Last year, I got through this project on sheer will.

It was about getting to 100.

This year feels different.

I still accept what my best is on any given day—but I’m also aiming for something more.

Not perfection.

But a performance I’m proud of.

Taking the time to shape a song, to sit with it, to make it feel like mine before I record it.


Playing and singing into a microphone feels more natural now. I’m a year more seasoned than I was the last time I did this.

And the songs themselves feel different too.

I started this project with a catalog I had been building over time—songs that showed up in Aloha Fridays, open mics, and sets here and there.

By the time I got here, they were already part of me.

That’s what makes this easier.

Not that it takes no effort—

but that I’m not starting from zero anymore.


Somewhere along the way, this stopped feeling like something I was trying to do.

It just became something I do.

I don’t think there was a single moment where that changed.

It showed up gradually—in the way I set up without thinking, in the way I start playing without negotiating with myself first.

There’s less of that question now:

“Do I feel like it today?”

Not because every day is easy—

but because the decision has already been made.


This is part of my day.

This is part of who I am.


I think that’s the biggest shift.

Not that I’ve improved (though I have), and not that it’s easier (though it is),

but that I trust the process enough to keep going without needing to evaluate it every time.
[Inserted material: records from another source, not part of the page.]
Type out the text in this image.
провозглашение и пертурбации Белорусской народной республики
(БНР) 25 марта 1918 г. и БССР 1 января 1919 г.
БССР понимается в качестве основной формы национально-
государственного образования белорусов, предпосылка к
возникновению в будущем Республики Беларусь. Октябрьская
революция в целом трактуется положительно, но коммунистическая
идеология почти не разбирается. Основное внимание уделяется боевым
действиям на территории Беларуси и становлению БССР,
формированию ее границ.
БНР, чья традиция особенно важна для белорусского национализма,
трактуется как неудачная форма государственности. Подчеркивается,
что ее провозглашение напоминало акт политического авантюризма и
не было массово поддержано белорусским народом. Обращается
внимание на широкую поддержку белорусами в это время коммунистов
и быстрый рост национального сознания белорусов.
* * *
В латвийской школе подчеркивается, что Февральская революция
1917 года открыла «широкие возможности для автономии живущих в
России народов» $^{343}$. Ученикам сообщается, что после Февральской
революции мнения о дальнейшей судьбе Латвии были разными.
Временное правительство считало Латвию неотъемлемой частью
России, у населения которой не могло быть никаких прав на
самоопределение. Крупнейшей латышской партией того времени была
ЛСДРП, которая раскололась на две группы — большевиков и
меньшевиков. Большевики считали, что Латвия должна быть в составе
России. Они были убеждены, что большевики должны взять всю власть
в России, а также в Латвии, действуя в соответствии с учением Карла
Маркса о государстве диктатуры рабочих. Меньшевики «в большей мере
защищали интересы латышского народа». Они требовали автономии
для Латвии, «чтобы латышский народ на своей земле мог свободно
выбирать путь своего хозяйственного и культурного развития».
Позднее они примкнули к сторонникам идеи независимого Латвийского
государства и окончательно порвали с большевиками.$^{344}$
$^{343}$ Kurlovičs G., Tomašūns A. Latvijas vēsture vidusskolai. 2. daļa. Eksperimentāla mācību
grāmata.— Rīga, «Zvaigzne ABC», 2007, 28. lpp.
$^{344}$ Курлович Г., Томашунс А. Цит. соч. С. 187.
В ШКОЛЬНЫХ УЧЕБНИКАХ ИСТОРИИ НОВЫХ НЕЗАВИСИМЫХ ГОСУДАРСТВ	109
Fifty days ago, this felt like something I was attempting.

Now it feels like something I belong to.


I’m not halfway through something.

I’m inside it now.


I know how to do this.

Not perfectly, and not without effort—

but in a way that feels steady.

Repeatable.

Mine.


There are still days that feel harder than others.

That hasn’t gone away.

But it doesn’t stop me in the same way anymore.

Because I’ve already done it fifty times.

That counts for something.


If anything, the first fifty days weren’t just about showing up.

They were about building something that makes showing up easier.


And now I get to keep going.


Identity didn’t arrive—

it accumulated.

One day at a time.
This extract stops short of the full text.